DVC compatibility with parquet files (partitioned directory)

I want to read a parquet file that in turn contains more files of this style, according to the partitioning that parquet handles. In this case, how could I read them from the DVC API? Because generally, it gives me this error when dealing with a directory as services like Databricks store it: IsADirectoryError: ‘data/tests_dvc.parquet/’ is a directory, here is my code:

import dvc.api
import pandas as pd

with dvc.api.open(
    path='data/tests_dvc.parquet/',
    repo='link_to_my_repo',
    remote_config=remote_config,
    rev="my/dvc",
    mode='rb'
) as f:
    df = pd.read_parquet(f)
1 Like

Hi, dvc.api.open, similar to builtins.open can only open a file.

You can however use DVCFileSystem, which provides an fsspec compatible filesystem
interface that you can use with pd.read_parquet.

import dvc.api
import pandas as pd

filesystem = dvc.api.DVCFileSystem(
    'link_to_my_repo',
    remote_config=remote_config,
    rev="my/dvc",
)
df = pd.read_parquet(path='/data/tests_dvc.parquet/', filesystem=filesystem)
1 Like

I tried the alternative you mentioned, but it gives me an error: AttributeError: 'str' object has no attribute 'root_dir'

Can you please share the script that you tried, and the traceback?
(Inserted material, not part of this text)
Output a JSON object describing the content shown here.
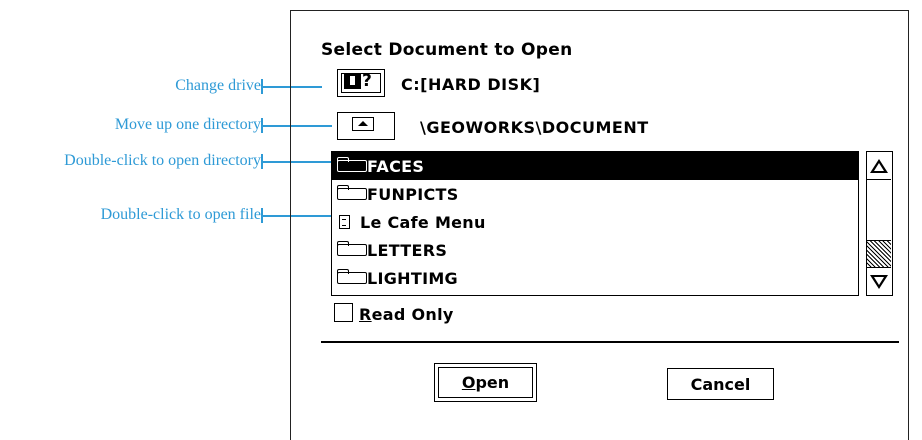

Also, please make sure that you are using the latest dvc version (3.59.1 at the time of writing).

And please double-check that you are not passing repo= kwarg to DVCFileSystem, it should either be url= keyword argument or a first positional argument - unlike dvc.api.open.

Looks like I also made a mistake in the above code. pd.read_pandas takes a filesystem kwarg, not fs. I have corrected that above.

Thank you very much for the support in the error, the proportioned code has worked for me with the correction you mention.

1 Like